C’est alors qu’il esquissa un ample mouvement pour me pénétrer. Alors qu’il s’enfonçait lentement en moi, je fus assailli de sensations intenses que jamais je ne me serais cru capable de ressentir. Je pouvais sentir en moi sa peau tendue et brûlante me vrillant les reins de plaisir. Certes sa présence était imposante, mais avec sa préparation et la lenteur de sa pénétration, je ne ressentis au départ qu’une gêne et des sensations auxquelles je ne pouvais donner de nom. Le sentir ainsi en moi était le souhait ultime, le comble du manque que j’avais ressenti jusqu’à maintenant.

Il posa soudain ses mains sur mes hanches, m’incitant à écarter les cuisses et à relever les fesses, avant de me pénétrer d’un grand coup de bassin, ample mais profond, qui me fit voir les étoiles. Les mains crispées dans les draps, le dos cambré, je ne cherchais même plus à me raccrocher à la réalité, perdu dans les limbes du plaisir.

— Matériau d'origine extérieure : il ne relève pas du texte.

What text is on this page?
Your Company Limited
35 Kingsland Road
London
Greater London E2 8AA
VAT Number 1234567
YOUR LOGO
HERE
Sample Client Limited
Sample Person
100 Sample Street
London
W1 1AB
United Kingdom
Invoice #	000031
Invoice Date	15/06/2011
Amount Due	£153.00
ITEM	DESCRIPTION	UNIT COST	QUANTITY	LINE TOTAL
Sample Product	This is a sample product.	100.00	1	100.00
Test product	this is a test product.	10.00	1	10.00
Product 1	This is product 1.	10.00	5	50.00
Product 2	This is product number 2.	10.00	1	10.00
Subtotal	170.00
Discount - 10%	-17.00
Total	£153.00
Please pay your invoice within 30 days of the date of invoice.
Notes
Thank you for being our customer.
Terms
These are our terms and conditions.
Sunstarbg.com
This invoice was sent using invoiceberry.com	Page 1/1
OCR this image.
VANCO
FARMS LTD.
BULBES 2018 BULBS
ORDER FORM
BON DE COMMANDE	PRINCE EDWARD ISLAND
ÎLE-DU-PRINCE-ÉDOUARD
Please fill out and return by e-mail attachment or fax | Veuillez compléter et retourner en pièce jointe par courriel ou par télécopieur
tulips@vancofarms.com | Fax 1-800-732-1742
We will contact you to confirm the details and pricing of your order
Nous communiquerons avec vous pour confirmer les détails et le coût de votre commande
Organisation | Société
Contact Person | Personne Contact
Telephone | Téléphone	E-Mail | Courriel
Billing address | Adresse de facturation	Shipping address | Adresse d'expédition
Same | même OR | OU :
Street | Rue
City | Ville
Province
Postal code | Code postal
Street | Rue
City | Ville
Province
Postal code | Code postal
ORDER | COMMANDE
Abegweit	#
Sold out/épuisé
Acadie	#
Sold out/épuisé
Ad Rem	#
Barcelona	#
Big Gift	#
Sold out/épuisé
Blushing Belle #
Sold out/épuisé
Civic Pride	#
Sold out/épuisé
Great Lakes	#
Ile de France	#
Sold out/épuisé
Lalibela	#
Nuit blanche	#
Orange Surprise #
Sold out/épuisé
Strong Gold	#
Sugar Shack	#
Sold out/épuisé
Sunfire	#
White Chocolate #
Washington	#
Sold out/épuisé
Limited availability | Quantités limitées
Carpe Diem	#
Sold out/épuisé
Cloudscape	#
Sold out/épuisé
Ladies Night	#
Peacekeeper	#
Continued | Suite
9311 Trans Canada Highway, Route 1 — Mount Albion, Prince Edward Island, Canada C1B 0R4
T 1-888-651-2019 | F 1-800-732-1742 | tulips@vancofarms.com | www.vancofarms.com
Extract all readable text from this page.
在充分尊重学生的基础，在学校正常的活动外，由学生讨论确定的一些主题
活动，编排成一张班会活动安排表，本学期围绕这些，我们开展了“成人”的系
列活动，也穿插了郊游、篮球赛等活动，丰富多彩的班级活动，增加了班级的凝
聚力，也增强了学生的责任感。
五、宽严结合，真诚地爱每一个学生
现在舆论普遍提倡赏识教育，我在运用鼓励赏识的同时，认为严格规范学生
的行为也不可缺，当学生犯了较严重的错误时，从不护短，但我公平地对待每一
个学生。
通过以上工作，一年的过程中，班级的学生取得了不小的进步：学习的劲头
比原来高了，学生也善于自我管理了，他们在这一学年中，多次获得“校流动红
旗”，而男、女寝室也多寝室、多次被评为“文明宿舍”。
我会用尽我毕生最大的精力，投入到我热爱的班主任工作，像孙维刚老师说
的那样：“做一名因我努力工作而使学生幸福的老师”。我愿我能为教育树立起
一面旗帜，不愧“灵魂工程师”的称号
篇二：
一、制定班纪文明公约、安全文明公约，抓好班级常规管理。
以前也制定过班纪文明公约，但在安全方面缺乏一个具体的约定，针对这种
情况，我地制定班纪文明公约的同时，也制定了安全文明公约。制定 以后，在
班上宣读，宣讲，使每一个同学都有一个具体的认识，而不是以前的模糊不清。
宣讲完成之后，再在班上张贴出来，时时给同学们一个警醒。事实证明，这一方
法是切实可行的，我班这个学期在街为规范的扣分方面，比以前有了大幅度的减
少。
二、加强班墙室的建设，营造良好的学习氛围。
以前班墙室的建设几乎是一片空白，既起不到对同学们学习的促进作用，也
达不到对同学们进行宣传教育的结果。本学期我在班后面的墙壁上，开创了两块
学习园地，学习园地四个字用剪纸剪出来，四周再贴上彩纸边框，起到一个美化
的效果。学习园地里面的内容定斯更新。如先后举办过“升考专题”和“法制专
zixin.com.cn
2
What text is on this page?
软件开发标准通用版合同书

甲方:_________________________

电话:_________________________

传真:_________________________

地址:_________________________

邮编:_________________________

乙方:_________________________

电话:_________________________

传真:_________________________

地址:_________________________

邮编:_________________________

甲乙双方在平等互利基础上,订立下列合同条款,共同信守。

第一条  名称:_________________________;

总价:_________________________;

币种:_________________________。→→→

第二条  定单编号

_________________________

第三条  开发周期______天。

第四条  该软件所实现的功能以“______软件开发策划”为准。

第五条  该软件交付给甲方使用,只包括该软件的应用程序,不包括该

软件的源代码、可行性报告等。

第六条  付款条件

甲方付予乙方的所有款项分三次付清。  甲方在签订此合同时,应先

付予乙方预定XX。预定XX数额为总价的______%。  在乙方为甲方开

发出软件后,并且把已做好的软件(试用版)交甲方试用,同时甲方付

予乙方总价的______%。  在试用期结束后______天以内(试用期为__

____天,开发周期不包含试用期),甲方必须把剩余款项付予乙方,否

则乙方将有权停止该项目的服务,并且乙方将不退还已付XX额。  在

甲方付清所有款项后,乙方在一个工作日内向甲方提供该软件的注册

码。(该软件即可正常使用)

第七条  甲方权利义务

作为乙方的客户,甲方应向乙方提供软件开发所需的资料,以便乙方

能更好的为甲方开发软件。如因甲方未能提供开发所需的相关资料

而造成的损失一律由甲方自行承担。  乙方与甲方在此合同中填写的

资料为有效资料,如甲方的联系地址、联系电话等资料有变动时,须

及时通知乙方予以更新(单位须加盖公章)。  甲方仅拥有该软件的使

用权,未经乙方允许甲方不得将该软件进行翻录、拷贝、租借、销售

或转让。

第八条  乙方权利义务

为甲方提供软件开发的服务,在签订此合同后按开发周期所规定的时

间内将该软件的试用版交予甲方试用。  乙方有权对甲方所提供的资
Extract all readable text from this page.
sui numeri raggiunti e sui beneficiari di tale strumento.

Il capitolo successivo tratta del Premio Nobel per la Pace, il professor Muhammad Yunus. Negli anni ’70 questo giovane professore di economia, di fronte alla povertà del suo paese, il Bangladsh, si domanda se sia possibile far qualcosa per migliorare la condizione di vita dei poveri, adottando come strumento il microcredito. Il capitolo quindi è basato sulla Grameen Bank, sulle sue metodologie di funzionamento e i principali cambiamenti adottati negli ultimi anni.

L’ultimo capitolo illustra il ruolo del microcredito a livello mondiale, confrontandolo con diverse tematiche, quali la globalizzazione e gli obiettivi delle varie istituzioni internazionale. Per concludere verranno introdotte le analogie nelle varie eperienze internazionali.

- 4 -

La chaleur de mon corps n’avait de cesse d’augmenter, ayant l’impression de lui appartenir totalement, grisé par le désir d’aller plus loin. Il sembla le sentir car il entama alors un ample et régulier mouvement de va et vient qui attisa cette passion qui prenait forme en moi. Jamais je n’aurais pu m’imaginer qu’il puisse m’offrir de telles sensations et alors que mon corps ondulait au même rythme que le sien, en une antique chorégraphie sensuelle et érotique, des petits cris d’animal sauvage s’échappaient de ma gorge se mêlant harmonieusement aux mélodies des violons qui jouaient à un rythme endiablé, alors que la réception atteignait son apogée.

Il garda un moment le même rythme ample et lent, semblant prendre sur lui pour ne pas accélérer. Sentir son corps brûlant se mouvoir ainsi au dessus de moi ne faisait que me rendre un peu plus fou d’ivresse.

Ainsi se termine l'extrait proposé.